Get ready for an influx of new Yalie voters — and out-of-state cash.
The rush of new voters and money has appeared as Yale senior Sarah Eidelson and sophomore Vinay Nayak prepare for a general election battle Tuesday for the aldermanic seat in Ward 1. The ward, which spans campus dorms, is traditionally represented by a Yale undergraduate.
Eidelson claimed she’s registered 688 new voters in the ward since she announced her candidacy in August. Nayak claimed he’s registered about 600. And the Yale College Democrats registered around 200, according to their president, Marina Keegan.
Their numbers could not be independently confirmed by the city’s Registrar of Voters because, staffers said, of Gov. Dannel P. Malloy’s decision to extend the deadline for voter registration to Friday due to the freak snowstorm over the weekend, pushing back the date when the city publishes voter lists.
Because Yale students generally change residence every year and most who graduate leave the city, the influx of new registrants — and exodus of others — isn’t unusual. However, numbers provided by the registrar show the overall number has grown dramatically: As of Oct. 27, the registrar had counted 2,400 registered voters in the ward.
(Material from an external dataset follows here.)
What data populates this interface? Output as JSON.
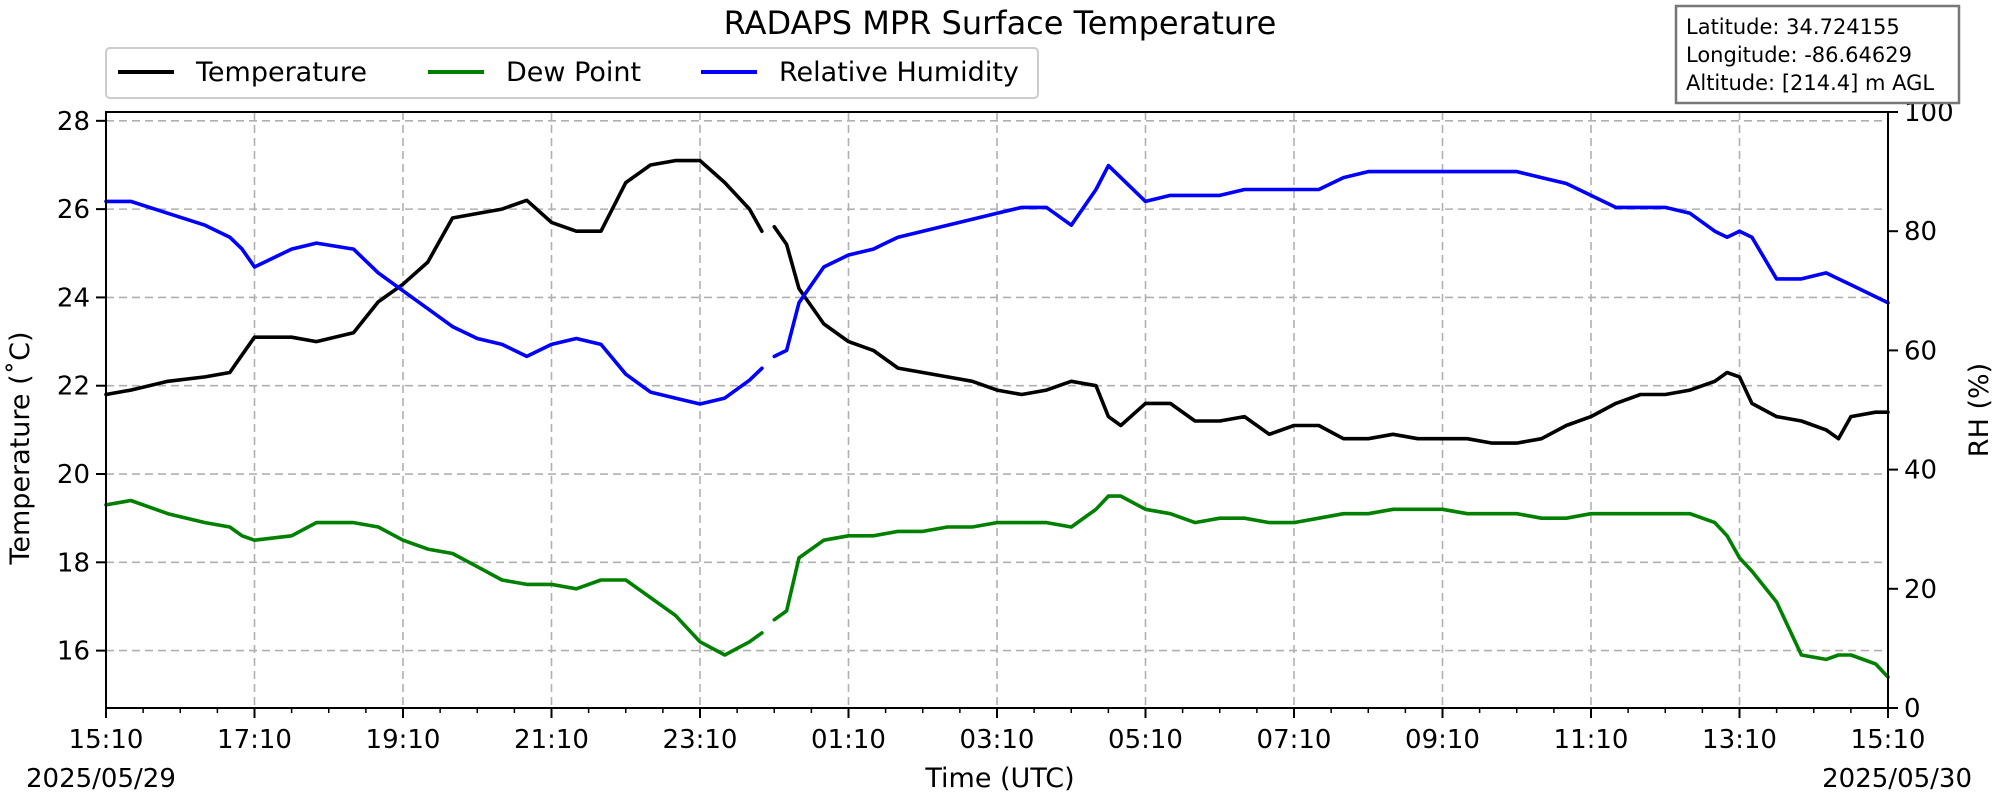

Around the same time last year there were about 2,050.
Eidelson and Nayak are both running as Independents on Tuesday. That’s because campus Democrats changed the endorsement process: Ward 1’s Democratic committee decided in January not to hold an endorsement vote for an aldermanic candidate in the spring, so that Yale freshmen joining in the fall can have a say in who represents them in the city.
The surge in registrations could give the ward an unexpectedly large role in Tuesday’s mayoral contest, where 18-year incumbent Mayor John DeStefano faces independent challenger Jeffrey Kerekes.
Signs point to increasing student participation in local elections, which often go ignored on Yale’s campus.
Two years ago, Michael Jones sailed into office by gaining 233 votes in the Democratic endorsement. (He went unopposed in the general election in November.) A total of 435 voters went to the polls from Ward 1 for the 2009 endorsement vote, which was itself considered an indication of a surge of student interest in city politics.
A debate between the two candidates last month was one of the best-attended aldermanic candidate debates in years, with 250 students in the crowd.
While both candidates have significant support on campus, Eidelson said she’s making a greater effort to reach outside campus borders and connect with people who live in the city long-term.
Eidelson, a Philadelphia native, said she’s spent more time talking with New Haven residents and activists to get a sense of what can be done in the next two years.
She said her campaign finance reports illustrate that point. Her campaign’s first report lists $2,851 in donations coming from mostly small donors living in New Haven. According to Nayak’s first finance report, his campaign received $6,596, mostly coming in larger chunks from his home state of Illinois. (Click here to read a Yale Daily News analysis of those reports).
The latest reports, submitted by the candidates on Tuesday, don’t show a big difference along those lines. Both candidates collected about half of their money from out-of-state: Eidelson got $1,271 in donations between Oct. 10 and Oct. 25, with $670 coming from out-of-state. Of the $1,061 donated to Nayak’s campaign, $575 came from out-of-state.
Nayak, who hails from a Chicago suburb and is deciding between a major in political science or psychology, said he’ll be more in touch with Yale students because he has two years to go at the university. “I will be on campus with my constituents all the time,” he said. He also thinks his platform — focused on policy proposals to reduce recidivism and combat wage theft — is more “specific” than Eidelson’s.
Nayak said he wants to expand the city’s “ban the box” legislation, passed in 2009, to create incentive programs for private businesses to do the same; he said he also wants a transitional employment program for ex-felons to work in the public sector before moving on to the private.
Eidelson called those proposals old news. “New Haven has actually been a leader in addressing recidivism,” she said, adding that incentives for the private sector already exist on the state and federal level. “We can’t afford to add incentives that already exist.”
As for Nayak’s idea for a transitional employment program, “If there are a lot of vacant jobs lying around in the city, I certainly don’t see them,” Eidelson said.
Eidelson said she wants to focus on “a return to true community policing,” which Nayak calls redundant given the recent return to walking beats and Dean Esserman’s pending arrival as New Haven police chief, and the upcoming revision of the city’s charter.
Both have some experience with aldermanic affairs. This past summer Eidelson managed the campaign of Sarah Saiano for Ward 18 alderman; Saiano was the only one of a slate of union-backed candidates who lost in September’s Democratic primary. Nayak was a policy assistant for the Board of Aldermen’s Community Development Committee last year.
Still, Eidelson has painted herself as far more involved in city politics. The candidates who’ll likely become the next aldermen in neighboring wards — Doug Hausladen and labor-backed Jeanette Morrison and Frank Douglass — all endorsed her last week.
Nayak said he’s spent plenty of time with alders and wants to work between coalitions on the board, not within them. “I don’t like the pro and anti-City Hall rhetoric,” he said. “The people [Eidelson]‘s worked with have all been part of one coalition.”